プロジェクトメンバーからの作業時間報告を、プロジェクト管理者の方々がProject Web Accessをつかって承認するとき、以下のような手順になる。
(1)Project Web Accessの左はしのメニュー「承認>タスクの更新」をクリック。
(2)「タスクの更新」画面になるので、メニューの「ジャンプ>適用された依頼とエラー」をクリック。
(3)「適用されたタスクの更新依頼とエラー」画面になるので、「承諾済み」が「はい」で、かつ「発行済」が「いいえ」の更新依頼を絞り込み表示し、行頭のチェックボックスにチェックマークを付け、「発行」ボタンをクリック。
ただ、これを毎日くり返していると、「適用されたタスクの更新依頼とエラー」画面に、「承諾済み」が「はい」で、かつ「発行済」も「はい」のゴミデータがどんどんたまっていく。

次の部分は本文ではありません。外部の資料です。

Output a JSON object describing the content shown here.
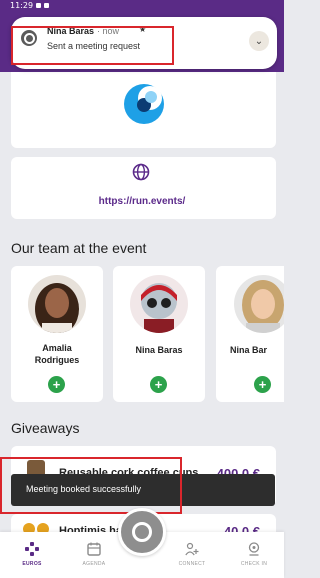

そのせいで、この画面が開くまでに数十秒もかかるようになり、非常にうざったい。
そこでゴミデータを削除したいのだが、ゴミデータの行頭のチェックボックスにチェックマークを付け、「削除」ボタンをクリックしても、削除されない。
明らかにProject Web Accessのバグだが、Microsoft的には「仕様」なので、仕方がない。
「適用されたタスクの更新依頼とエラー」画面の過去のゴミデータを削除したい方は、以下の方法で削除できる。

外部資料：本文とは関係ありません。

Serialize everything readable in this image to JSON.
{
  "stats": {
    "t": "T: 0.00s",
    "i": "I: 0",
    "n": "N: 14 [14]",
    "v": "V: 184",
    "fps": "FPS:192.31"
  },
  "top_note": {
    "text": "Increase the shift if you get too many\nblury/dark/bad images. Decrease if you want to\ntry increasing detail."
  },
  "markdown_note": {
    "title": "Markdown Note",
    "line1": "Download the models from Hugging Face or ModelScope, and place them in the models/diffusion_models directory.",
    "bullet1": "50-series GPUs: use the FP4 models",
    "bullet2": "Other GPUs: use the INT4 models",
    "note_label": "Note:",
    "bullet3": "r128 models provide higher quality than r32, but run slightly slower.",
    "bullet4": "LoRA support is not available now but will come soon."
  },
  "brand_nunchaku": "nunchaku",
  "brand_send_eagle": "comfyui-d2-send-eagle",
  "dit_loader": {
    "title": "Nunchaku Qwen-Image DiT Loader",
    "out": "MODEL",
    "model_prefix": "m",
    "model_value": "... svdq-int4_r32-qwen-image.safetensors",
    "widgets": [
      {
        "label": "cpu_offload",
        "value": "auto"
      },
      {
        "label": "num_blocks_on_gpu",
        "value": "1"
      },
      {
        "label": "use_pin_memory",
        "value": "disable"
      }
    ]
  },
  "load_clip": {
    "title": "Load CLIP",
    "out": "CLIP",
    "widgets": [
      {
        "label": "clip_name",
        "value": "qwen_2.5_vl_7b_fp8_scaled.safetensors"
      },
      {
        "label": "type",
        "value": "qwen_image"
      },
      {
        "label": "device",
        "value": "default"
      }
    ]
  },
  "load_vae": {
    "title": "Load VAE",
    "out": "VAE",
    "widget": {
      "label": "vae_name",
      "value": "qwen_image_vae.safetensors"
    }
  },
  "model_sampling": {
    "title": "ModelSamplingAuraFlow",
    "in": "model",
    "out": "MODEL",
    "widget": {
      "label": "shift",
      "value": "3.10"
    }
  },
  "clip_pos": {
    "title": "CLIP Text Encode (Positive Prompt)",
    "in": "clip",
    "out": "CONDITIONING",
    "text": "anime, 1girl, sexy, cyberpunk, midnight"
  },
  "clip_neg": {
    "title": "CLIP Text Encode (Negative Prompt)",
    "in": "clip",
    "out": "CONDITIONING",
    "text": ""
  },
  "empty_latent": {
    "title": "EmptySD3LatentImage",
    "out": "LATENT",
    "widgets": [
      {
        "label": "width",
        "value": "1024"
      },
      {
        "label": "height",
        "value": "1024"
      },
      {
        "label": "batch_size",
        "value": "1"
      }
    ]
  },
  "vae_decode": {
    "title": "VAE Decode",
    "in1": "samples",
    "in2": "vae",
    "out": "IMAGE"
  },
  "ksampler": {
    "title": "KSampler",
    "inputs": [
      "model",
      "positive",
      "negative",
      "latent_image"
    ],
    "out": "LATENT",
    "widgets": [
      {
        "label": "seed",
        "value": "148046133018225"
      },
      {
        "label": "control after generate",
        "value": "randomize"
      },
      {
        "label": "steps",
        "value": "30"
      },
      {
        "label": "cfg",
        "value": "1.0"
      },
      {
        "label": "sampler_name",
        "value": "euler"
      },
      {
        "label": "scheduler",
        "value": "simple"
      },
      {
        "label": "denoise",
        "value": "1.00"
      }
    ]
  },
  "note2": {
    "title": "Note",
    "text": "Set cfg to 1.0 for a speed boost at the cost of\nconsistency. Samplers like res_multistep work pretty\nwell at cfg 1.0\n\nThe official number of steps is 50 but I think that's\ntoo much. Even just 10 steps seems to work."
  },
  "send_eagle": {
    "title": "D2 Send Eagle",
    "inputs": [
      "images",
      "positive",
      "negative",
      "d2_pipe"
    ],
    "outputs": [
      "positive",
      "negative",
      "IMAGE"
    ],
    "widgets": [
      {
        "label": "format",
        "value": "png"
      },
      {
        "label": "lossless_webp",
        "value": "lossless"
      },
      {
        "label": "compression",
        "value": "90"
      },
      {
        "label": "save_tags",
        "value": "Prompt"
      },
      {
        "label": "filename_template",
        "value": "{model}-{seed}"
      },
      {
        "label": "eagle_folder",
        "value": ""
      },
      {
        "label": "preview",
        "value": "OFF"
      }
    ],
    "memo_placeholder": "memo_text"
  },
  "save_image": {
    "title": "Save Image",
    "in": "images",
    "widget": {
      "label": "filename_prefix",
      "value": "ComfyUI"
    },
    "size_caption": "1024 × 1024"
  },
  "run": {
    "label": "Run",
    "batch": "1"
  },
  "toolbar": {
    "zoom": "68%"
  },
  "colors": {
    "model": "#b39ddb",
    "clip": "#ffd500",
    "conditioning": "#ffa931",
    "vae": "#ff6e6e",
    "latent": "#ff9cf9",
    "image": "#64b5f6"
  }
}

ただし、自分が所有者になっているプロジェクトファイルについてだけしか以下の操作はできず、かつ、Project Web Accessのシステム「管理者」権限が必要となる。
(1)該当のプロジェクトをProject Professionalで開く。
(2)そのままの状態で、Internet ExplorerからProject Web Accessを開き、左はしのメニュー「サーバー設定>データベース管理>エンタープライズ オブジェクトの削除」をクリック。

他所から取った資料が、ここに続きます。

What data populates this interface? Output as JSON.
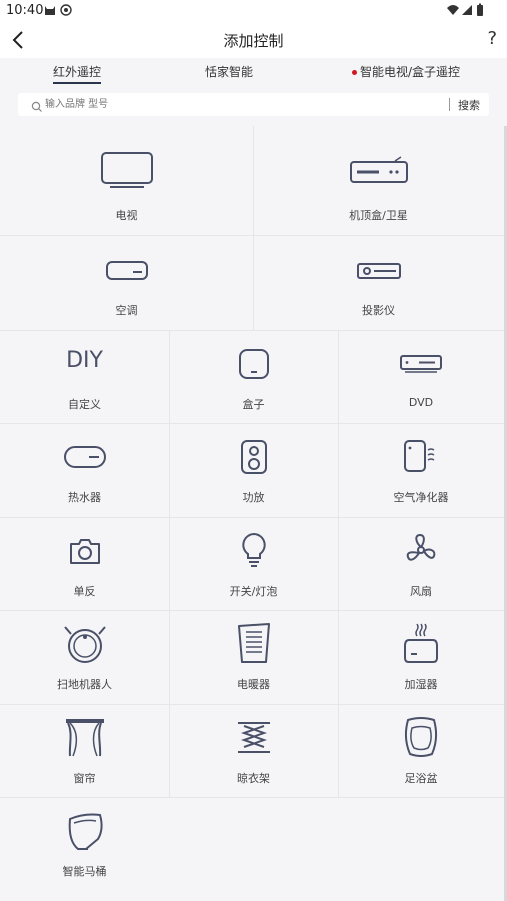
{
  "status": {
    "time": "10:40"
  },
  "header": {
    "title": "添加控制",
    "help": "?"
  },
  "tabs": [
    {
      "label": "红外遥控",
      "active": true
    },
    {
      "label": "恬家智能",
      "active": false
    },
    {
      "label": "智能电视/盒子遥控",
      "active": false,
      "dot": true
    }
  ],
  "search": {
    "placeholder": "输入品牌 型号",
    "button": "搜索"
  },
  "devices": [
    {
      "label": "电视",
      "icon": "tv-icon"
    },
    {
      "label": "机顶盒/卫星",
      "icon": "set-top-box-icon"
    },
    {
      "label": "空调",
      "icon": "air-conditioner-icon"
    },
    {
      "label": "投影仪",
      "icon": "projector-icon"
    },
    {
      "label": "自定义",
      "icon": "diy-icon",
      "icon_text": "DIY"
    },
    {
      "label": "盒子",
      "icon": "box-icon"
    },
    {
      "label": "DVD",
      "icon": "dvd-icon"
    },
    {
      "label": "热水器",
      "icon": "water-heater-icon"
    },
    {
      "label": "功放",
      "icon": "speaker-icon"
    },
    {
      "label": "空气净化器",
      "icon": "air-purifier-icon"
    },
    {
      "label": "单反",
      "icon": "camera-icon"
    },
    {
      "label": "开关/灯泡",
      "icon": "bulb-icon"
    },
    {
      "label": "风扇",
      "icon": "fan-icon"
    },
    {
      "label": "扫地机器人",
      "icon": "robot-vacuum-icon"
    },
    {
      "label": "电暖器",
      "icon": "heater-icon"
    },
    {
      "label": "加湿器",
      "icon": "humidifier-icon"
    },
    {
      "label": "窗帘",
      "icon": "curtain-icon"
    },
    {
      "label": "晾衣架",
      "icon": "clothes-rack-icon"
    },
    {
      "label": "足浴盆",
      "icon": "foot-bath-icon"
    },
    {
      "label": "智能马桶",
      "icon": "smart-toilet-icon"
    }
  ],
  "colors": {
    "icon": "#4a5068",
    "accent": "#2a3550",
    "dot": "#d0181f",
    "background": "#f5f5f7"
  }
}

(3)「エンタープライズ オブジェクトの削除画面で、「Project Serverから何を削除しますか?」で「プロジェクト、提案、および作業」を選択。
(4)同画面の「選択したプロジェクトの削除」で「発行済みデータベースのみからプロジェクトを削除する」を選択。これが重要。ここを間違えるとプロジェクトのデータが消失してしまうので、要注意。
(5)同画面の下方のプロジェクト一覧から、ゴミデータを削除したいプロジェクトにチェックマークを付け、画面右上の「削除」ボタンをクリック。
以上で、Project Server上のSQL Server内部の「発行済み」プロジェクト・データベースからのみ、当該プロジェクトの全データが削除される。
削除処理が完了するまでしばらく待つ。削除処理の進捗状況は、Project Web Accessの左はしのメニュー「サーバー設定>キュー>キューの管理」をクリックした、「キュージョブの管理」画面で、こまめに「状態の更新」ボタンをクリックすれば確認できる。
「発行済み」データベースだけから削除される、というのがポイント。「下書き」データベースにはプロジェクトデータは残ったままになるので、
削除処理が完了したら、Project Professionalで開いたままにしていた、該当のプロジェクトファイルの発行処理を行なう。手順は通常の発行と同じく以下のとおり。
(1)メニュー「ファイル(F)>発行(B)」をクリック。「プロジェクトを保存して発行しますか?」の確認メッセージが表示されたら「はい(Y)」をクリック。
(2)保存が終わると「プロジェクトの発行」ダイアログが表示される。「このプロジェクトのワークスペースを作成する(W)」にチェックがついた状態で「発行(P)」ボタンをクリック。
このとき、同じ名前のワークスペースがすでに存在しますと言われたら、別名でワークスペースを作りなおせばいい。
あとは発行処理が完了するまでしばらく待つ。発行処理の進捗状況は、先ほどと同じくProject Web Accessの左はしのメニュー「サーバー設定>キュー>キューの管理」をクリックした、「キュージョブの管理」画面で、こまめに「状態の更新」ボタンをクリックすれば確認できる。
以上を、自分が所有者になっているすべてのプロジェクトファイルについてくり返せば、「適用されたタスクの更新依頼とエラー」画面の過去のゴミデータはきれいさっぱり削除される。
こんなTips、いったい日本で何人の役に立つのだろうか。